En la revista que celebró tal acontecimiento le entregaron el puñal que, como SS, debía llevar siempre consigo. Recibió el mango labrado como si fuese un objeto celestial; en la hoja estaba grabada una consigna que relampagueó ante sus ojos y le hizo reflexionar sobre cuánto había aprendido desde que lo habían incorporado al lejano pelotón de Lobos. Unas horas antes le habían tatuado el grupo sanguíneo en la axila izquierda; los toques de la aguja habían producido la sensación de una metamorfosis. Enhiesto, como correspondía en los sucesos inmortales, recibió el definitivo uniforme negro con el emblema de la calavera y las tibias cruzadas. Le habían explicado que remitían a los antiguos símbolos de obediencia al jefe, una obediencia que llegaba hasta la tumba y más allá. Calzó la alta gorra y se paró ante el espejo. Un SS era amigo, heraldo y ejecutor de la muerte.

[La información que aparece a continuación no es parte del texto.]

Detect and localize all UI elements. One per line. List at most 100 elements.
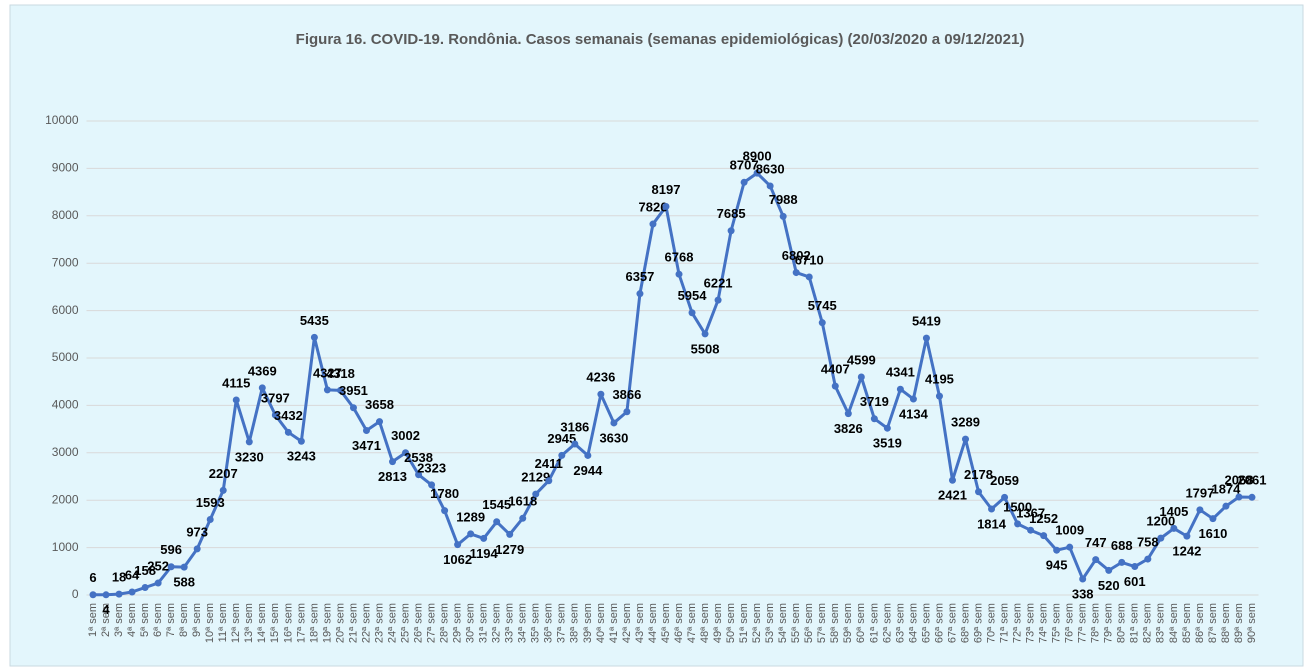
data-point (1209, 515, 1217, 523)
data-point (545, 477, 553, 485)
data-label: 5954 (678, 288, 708, 303)
data-point (141, 584, 149, 592)
data-point (219, 486, 227, 494)
data-point (89, 591, 97, 599)
y-tick-label: 7000 (52, 255, 79, 269)
data-label: 6221 (704, 276, 733, 291)
data-label: 3658 (365, 397, 394, 412)
x-tick-label: 79ª sem (1103, 603, 1115, 643)
data-point (271, 411, 279, 419)
x-tick-label: 24ª sem (386, 603, 398, 643)
data-label: 2068 (1225, 472, 1254, 487)
x-tick-label: 13ª sem (243, 603, 255, 643)
x-tick-label: 80ª sem (1116, 603, 1128, 643)
data-point (714, 296, 722, 304)
data-point (753, 169, 761, 177)
x-tick-label: 25ª sem (399, 603, 411, 643)
y-tick-label: 6000 (52, 303, 79, 317)
x-tick-label: 90ª sem (1246, 603, 1258, 643)
data-label: 2207 (209, 466, 238, 481)
data-label: 2421 (938, 488, 967, 503)
data-point (1131, 563, 1139, 571)
data-point (310, 333, 318, 341)
data-label: 1252 (1029, 511, 1058, 526)
x-tick-label: 22ª sem (360, 603, 372, 643)
x-tick-label: 64ª sem (907, 603, 919, 643)
data-point (519, 514, 527, 522)
data-label: 1405 (1159, 504, 1188, 519)
x-tick-label: 63ª sem (894, 603, 906, 643)
x-tick-label: 32ª sem (491, 603, 503, 643)
data-label: 4 (102, 602, 110, 617)
data-point (857, 373, 865, 381)
x-tick-label: 57ª sem (816, 603, 828, 643)
data-point (1170, 524, 1178, 532)
data-label: 64 (125, 567, 140, 582)
data-point (193, 545, 201, 553)
data-label: 5745 (808, 298, 837, 313)
data-label: 5419 (912, 314, 941, 329)
data-point (792, 269, 800, 277)
data-point (167, 563, 175, 571)
data-point (1027, 526, 1035, 534)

Von Lehrhold le tendió un libro de tapas duras.

—Estúdielo.

Lo tomó con ambas manos; cegaba. Tenía un largo título en letras doradas:
Erziehung und Unterricht - Amtliche Ausgabe des Reichs und Preuszischen Ministeriums für Wissenschaft, Erziehung und Volksbildung
(Educación e Instrucción - Publicación oficial del Reich y del Ministerio Prusiano de Ciencia, Educación y Cultura Popular). Sintió un leve desagrado; no le gustaba leer libros, menos mamotretos de esta enjundia. Lehrhold tenía fijos sus ojos en él y Rolf no quiso decepcionarlo. Abrió en las primeras páginas y advirtió que el ministro firmaba la Introducción.

—Será importante que conozca las ideas de Rust antes de verlo.

Cerró el volumen, taconeó y marchó hacia la puerta. La brisa se filtraba por el follaje de los abedules. Entró en su pieza, se quitó las botas y el uniforme, alzó una manzana de una cesta de mimbre y encendió el velador. Antes de recostarse a leer amontonó los almohadones de plumas contra el respaldo de la cama.